Début 2009, la tension a monté. L’USWA a stoppé à Taweungieng, dans le secteur de Mong Hsu, la construction d’un pont sur la Salween qui devait faciliter l’accès au territoire wa ; et elle a infligé au pouvoir central un véritable camouflet en désarmant l’escorte de M. Ye Myint, le chef du renseignement militaire birman, alors que ce dernier se rendait en visite à Panghsang, le quartier général des Was.
L’armée birmane a continué ses démonstrations de force, dans l’est de l’Etat shan surtout, où le général Kyaw Phyo, responsable du commandement installé à Kengtung, a régulièrement fait sortir ses colonnes de blindés et son artillerie de fabrication chinoise. En avril, le SPDC a rappelé qu’avec la nouvelle Constitution toutes les forces armées seraient désormais placées sous l’autorité militaire birmane. Néanmoins, le général Ye Myint a proposé en juin aux ex-groupes communistes de se transformer en bataillons de gardes-frontières qu’encadreraient des officiers birmans. Devant leur refus massif, la junte ne pouvait accepter plus longtemps de perdre la face, et elle a trouvé sans difficulté un angle d’attaque en s’en prenant aux groupes chinois du Kokang, dans la région n° 1.
L’armée birmane était déjà présente, en raison des multiples querelles intestines qui opposent, depuis dix-huit ans, les nombreux chefs de clan dont les milices rassemblées constituaient la Myanmar National Democratic Alliance Army (MNDAA). La coalition des milices du Kokang a ainsi été dissoute à la fin août ; et on a assisté à la répétition des événements de 1993, avec le même dénouement : l’expulsion du dirigeant Pheung Kia Shin après la victoire de l’armée birmane. Sur cet « incident » limité, la Chine n’a pas bougé.
Tout dépend à présent de la ténacité dont feront preuve les généraux birmans à l’égard des autres groupes armés, et surtout des circonstances dans lesquelles se situera le prochain accrochage. La Shan State Army-South (SSA-S) du colonel Yord Serk, dont les sanctuaires et les camps sont appuyés à la frontière thaïlandaise, dans le sud de l’Etat shan, accélère le recrutement ainsi que la formation de ses cadres. Partageant avec l’opposition démocratique le rejet des prochaines élections, la résistance shan constitue la principale force armée encore en lutte contre la junte, et son influence s’est étendue aux deux tiers du territoire shan, où elle développe une intense propagande.

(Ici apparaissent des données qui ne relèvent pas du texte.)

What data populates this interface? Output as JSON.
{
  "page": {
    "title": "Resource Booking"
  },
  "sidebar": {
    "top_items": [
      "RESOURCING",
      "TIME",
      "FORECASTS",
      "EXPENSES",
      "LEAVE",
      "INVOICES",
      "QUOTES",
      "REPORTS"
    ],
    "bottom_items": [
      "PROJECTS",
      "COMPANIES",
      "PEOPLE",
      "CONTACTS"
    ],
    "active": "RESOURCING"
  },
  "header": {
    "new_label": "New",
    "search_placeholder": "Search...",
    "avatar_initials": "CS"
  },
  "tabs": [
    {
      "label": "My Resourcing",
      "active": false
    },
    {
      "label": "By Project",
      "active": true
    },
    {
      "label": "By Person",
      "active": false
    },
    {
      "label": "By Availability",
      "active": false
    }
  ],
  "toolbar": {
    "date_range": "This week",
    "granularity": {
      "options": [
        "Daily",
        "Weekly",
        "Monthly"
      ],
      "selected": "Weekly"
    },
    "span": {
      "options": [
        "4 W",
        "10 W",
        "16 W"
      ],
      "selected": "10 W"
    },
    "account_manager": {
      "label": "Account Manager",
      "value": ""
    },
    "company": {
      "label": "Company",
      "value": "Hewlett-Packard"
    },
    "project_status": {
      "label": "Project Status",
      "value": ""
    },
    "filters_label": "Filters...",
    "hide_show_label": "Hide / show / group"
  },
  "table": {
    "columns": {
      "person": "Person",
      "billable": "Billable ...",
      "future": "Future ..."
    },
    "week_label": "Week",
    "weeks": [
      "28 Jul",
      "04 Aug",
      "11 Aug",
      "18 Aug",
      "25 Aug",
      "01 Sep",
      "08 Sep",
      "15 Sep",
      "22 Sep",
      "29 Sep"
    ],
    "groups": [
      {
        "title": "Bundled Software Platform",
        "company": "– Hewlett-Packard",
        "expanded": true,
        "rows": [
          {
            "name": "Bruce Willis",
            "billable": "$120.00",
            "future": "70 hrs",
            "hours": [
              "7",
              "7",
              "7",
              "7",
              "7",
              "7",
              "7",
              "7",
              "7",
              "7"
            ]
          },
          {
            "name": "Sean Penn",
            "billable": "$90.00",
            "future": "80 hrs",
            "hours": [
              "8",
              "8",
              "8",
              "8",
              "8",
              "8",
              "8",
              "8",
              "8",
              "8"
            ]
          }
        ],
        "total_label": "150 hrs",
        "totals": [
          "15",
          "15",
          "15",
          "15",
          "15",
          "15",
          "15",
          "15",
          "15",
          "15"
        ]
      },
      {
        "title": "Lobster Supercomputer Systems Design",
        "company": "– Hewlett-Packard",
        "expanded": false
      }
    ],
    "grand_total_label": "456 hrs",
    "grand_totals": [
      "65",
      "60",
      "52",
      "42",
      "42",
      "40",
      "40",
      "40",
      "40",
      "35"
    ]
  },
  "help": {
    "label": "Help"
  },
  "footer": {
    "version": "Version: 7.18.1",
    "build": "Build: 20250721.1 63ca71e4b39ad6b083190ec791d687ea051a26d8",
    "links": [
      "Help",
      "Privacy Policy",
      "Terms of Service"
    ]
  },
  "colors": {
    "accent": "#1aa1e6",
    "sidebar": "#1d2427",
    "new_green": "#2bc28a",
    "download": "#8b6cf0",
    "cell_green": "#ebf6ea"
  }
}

Toutefois, en dépit des fortes crispations, il n’est pas certain que la situation tourne à l’affrontement général : non seulement aucune des parties en présence n’a intérêt à jouer la carte du jusqu’au-boutisme, mais aussi et surtout le « grand frère » chinois ne laissera jamais se développer à sa porte un conflit qui nuirait à ses intérêts économiques et stratégiques, sans parler de son influence sur cette partie du monde. La Chine clame haut et fort qu’elle entend se garder de toute ingérence dans les affaires intérieures birmanes ; et, si elle soutient indirectement les minorités ethniques voisines, elle demeure le principal allié militaire, diplomatique et financier de la dictature birmane sur la scène internationale.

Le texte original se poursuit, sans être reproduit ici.